There is no direct evidence in the Sinai or in the Transjordan for a large scale wandering. In the Bible, the Israelites are said to be nomadic, wandering across locations, not setting up permanent roots, so they would be less likely to leave traces in the archaeological record. The Sinai Desert is hot and sandy, and artifacts would likely to degrade in the sun or be covered with sand. Outside the Bible there is no evidence for Moses, Aaron or Joshua, though the odds of finding traces of a nomadic individual is always unlikely. Egypt ruled over Canaan for centuries, and as their control waned new settlers appeared in the Central Highlands of Canaan. But these new settlers show no clear connections to Egypt or Egyptian influence, which one might expect of escapees from Egypt.

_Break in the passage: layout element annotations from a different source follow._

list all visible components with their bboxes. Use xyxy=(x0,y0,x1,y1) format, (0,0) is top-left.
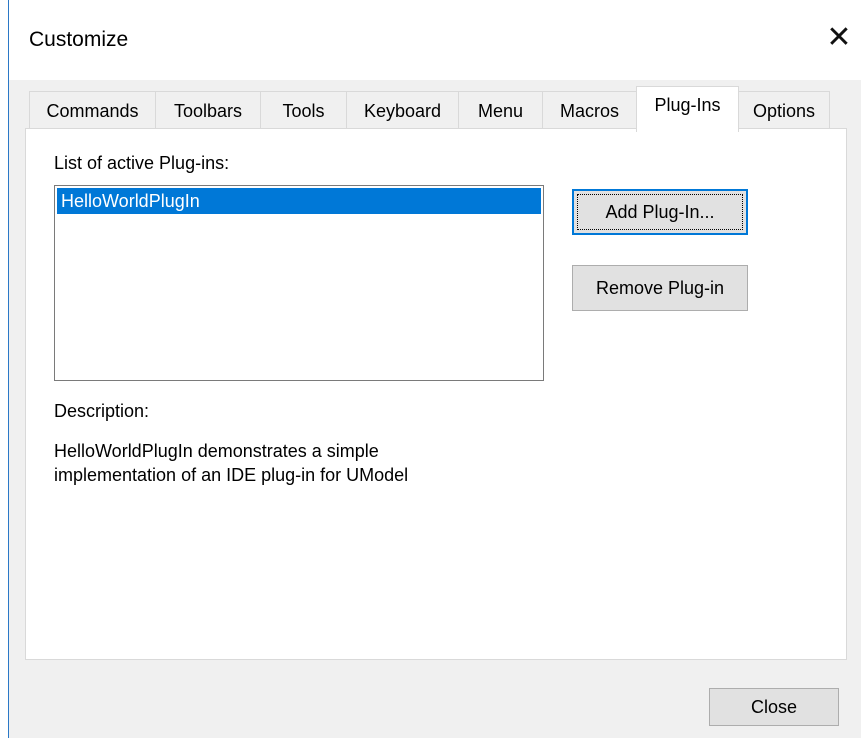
plug-ins-panel: List of active Plug-ins: HelloWorldPlugI… xyxy=(25,128,847,660)
tab-macros[interactable]: Macros xyxy=(542,91,637,129)
description-label: Description: xyxy=(54,401,150,421)
list-item[interactable]: HelloWorldPlugIn xyxy=(57,188,541,214)
active-plugins-list[interactable]: HelloWorldPlugIn xyxy=(54,185,544,381)
customize-dialog: Customize ✕ Commands Toolbars Tools Keyb… xyxy=(8,0,861,738)
add-plugin-button[interactable]: Add Plug-In... xyxy=(572,189,748,235)
tab-tools[interactable]: Tools xyxy=(260,91,347,129)
title-bar: Customize ✕ xyxy=(9,0,861,80)
plugin-description: HelloWorldPlugIn demonstrates a simple i… xyxy=(54,439,614,487)
tab-toolbars[interactable]: Toolbars xyxy=(155,91,261,129)
add-plugin-button-label: Add Plug-In... xyxy=(605,202,715,222)
description-line: implementation of an IDE plug-in for UMo… xyxy=(54,465,409,485)
tab-plug-ins[interactable]: Plug-Ins xyxy=(636,86,739,132)
close-button-label: Close xyxy=(750,697,798,717)
description-line: HelloWorldPlugIn demonstrates a simple xyxy=(54,441,379,461)
tab-strip: Commands Toolbars Tools Keyboard Menu Ma… xyxy=(29,86,849,132)
close-button[interactable]: Close xyxy=(709,688,839,726)
remove-plugin-button-label: Remove Plug-in xyxy=(595,278,725,298)
tab-commands[interactable]: Commands xyxy=(29,91,156,129)
tab-keyboard[interactable]: Keyboard xyxy=(346,91,459,129)
active-plugins-label: List of active Plug-ins: xyxy=(54,153,230,173)
remove-plugin-button[interactable]: Remove Plug-in xyxy=(572,265,748,311)
dialog-title: Customize xyxy=(29,28,129,51)
tab-options[interactable]: Options xyxy=(738,91,830,129)
close-icon[interactable]: ✕ xyxy=(821,20,857,56)
tab-menu[interactable]: Menu xyxy=(458,91,543,129)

In the Book of Joshua, the Israelites attack and burn Jericho, Ai and Hazor. Hazor has a significant destruction layer that dates to the 13th century BCE, and the iconoclastic behavior has led some to suggest this was done by the Israelites, destroying the images of other gods. But the timing and identification of the other two cities is problematic.

Tell es-Sultan, in the Jordan Valley, just north of the Dead Sea, has been identified as the site of ancient Jericho, but a destruction layer there has been dated either to the mid-16th century or late 15th century, a distance away in time from the destruction at Hazor. The site of Khirbet et-Tell best fits the geographical location of Ai, but its destruction layer was from the 24th century BCE, and it was uninhabited until the 13th century BCE. Some have posited that Ai must be an as yet undiscovered site, but there are few other options.

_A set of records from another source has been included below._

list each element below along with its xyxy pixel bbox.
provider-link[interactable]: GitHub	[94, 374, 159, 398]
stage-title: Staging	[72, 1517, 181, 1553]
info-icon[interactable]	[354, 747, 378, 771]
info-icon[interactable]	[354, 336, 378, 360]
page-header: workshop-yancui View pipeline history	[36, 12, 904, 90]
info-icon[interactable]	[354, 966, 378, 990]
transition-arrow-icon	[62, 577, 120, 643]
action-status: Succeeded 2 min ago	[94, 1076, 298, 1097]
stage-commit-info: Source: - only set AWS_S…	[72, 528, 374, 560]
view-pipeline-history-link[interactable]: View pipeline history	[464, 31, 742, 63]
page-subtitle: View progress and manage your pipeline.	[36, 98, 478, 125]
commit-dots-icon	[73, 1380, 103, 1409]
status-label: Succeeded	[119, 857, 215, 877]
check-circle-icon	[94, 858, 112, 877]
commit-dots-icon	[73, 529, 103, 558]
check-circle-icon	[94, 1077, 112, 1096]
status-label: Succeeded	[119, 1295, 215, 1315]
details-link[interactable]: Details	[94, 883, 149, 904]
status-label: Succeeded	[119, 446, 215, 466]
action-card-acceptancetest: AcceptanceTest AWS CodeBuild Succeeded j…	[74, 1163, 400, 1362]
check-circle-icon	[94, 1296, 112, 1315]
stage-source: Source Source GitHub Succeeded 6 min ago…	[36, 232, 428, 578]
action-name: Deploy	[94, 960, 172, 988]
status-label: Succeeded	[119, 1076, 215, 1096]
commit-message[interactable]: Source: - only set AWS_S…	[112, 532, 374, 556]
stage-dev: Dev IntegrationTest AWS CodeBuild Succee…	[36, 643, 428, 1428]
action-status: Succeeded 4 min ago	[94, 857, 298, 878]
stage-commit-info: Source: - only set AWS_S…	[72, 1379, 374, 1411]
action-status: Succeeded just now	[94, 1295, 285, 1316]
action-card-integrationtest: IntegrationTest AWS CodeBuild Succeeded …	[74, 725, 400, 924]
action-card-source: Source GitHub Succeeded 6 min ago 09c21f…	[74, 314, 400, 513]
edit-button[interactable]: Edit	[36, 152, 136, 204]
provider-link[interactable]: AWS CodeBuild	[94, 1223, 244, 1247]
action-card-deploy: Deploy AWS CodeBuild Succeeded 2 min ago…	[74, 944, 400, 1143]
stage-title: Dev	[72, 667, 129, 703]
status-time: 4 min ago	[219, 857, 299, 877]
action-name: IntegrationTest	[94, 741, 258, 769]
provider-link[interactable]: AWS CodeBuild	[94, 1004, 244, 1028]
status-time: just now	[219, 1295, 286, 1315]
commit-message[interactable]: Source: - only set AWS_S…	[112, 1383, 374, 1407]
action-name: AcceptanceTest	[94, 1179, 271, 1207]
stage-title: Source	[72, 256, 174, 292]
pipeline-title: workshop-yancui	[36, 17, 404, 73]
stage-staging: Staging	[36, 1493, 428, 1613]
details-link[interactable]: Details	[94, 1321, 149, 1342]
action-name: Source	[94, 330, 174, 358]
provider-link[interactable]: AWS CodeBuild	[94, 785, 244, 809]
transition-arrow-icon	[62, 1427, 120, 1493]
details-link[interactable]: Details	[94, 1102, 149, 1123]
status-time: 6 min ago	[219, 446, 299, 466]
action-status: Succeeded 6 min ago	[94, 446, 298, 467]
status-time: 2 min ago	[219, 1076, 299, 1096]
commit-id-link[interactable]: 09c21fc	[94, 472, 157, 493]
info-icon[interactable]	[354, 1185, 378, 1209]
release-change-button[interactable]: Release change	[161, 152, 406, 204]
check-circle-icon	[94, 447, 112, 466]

The biggest challenge for archaeologists trying to match a literal version of the Bible’s account is the magnitude of the exodus. The Bible says that 600,000 men between the ages of 20 and 60 left Egypt. If an equal number of women, plus those under 20 were counted, they would number at least 1.8 million individuals. The Bible itself would seem to suggest that this number is high. Exodus 6 lists four generations from Levi until Moses. If only 70 of Jacob’s descendants went down to Egypt, it would be hard for those 70 to grow into nearly 2 million people in that short a period. It is for this reason the medieval commentator Rashi explained that the Jewish women gave birth to six babies with every pregnancy. 

In the midrash of Mekhilta d’Rabbi Yishmael 13:18, it says only one out five of the Israelites left Egypt, which would have meant there were 8 million plus Israelites in Egypt prior to the exodus. At the beginning of the 1st millennium CE, Egypt was estimated to have a population of only 7 million. The midrash’s estimate alone would exceed that number, and even a number of 1.8 million slaves ruled by the remainder would be hard to support. The logistics of moving 1.8 million people through a desert would be daunting. A 1915 survey of the population of Palestine counted roughly 700,000 inhabitants, and the estimated carrying capacity of the land prior to modernization was roughly 1 million people. This is well short of the number the Bible says would have entered the land.

A Christian reading places the exodus in the 15th century BCE. The Jewish Seder Olam Rabbah places it in the 14th century BCE. Archaeological evidence shows signs of an early Israel appearing in Canaan in the 13th century BCE, but different readings of the evidence have led to differing theses over where these Israelites came from. Some claim there was an Israelite conquest from east to west. Others claim it was a gradual, peaceful infiltration from the east. Yet others claim it was a peasant revolt in Canaan, a west to east population shift from the coast into the highlands.

As to the source of the exodus story, those who argue against the idea of slaves exiting Egypt and making their way to Canaan claim that it is an invented history, possibly an imagined history from the period of Egypt’s rule over Canaan, or a glorified story of the Semitic Hyksos being expelled from Egypt in the 16th century.

To archaeologists, these are all more plausible scenarios than trying to hydrate a nation of millions at a desert oasis.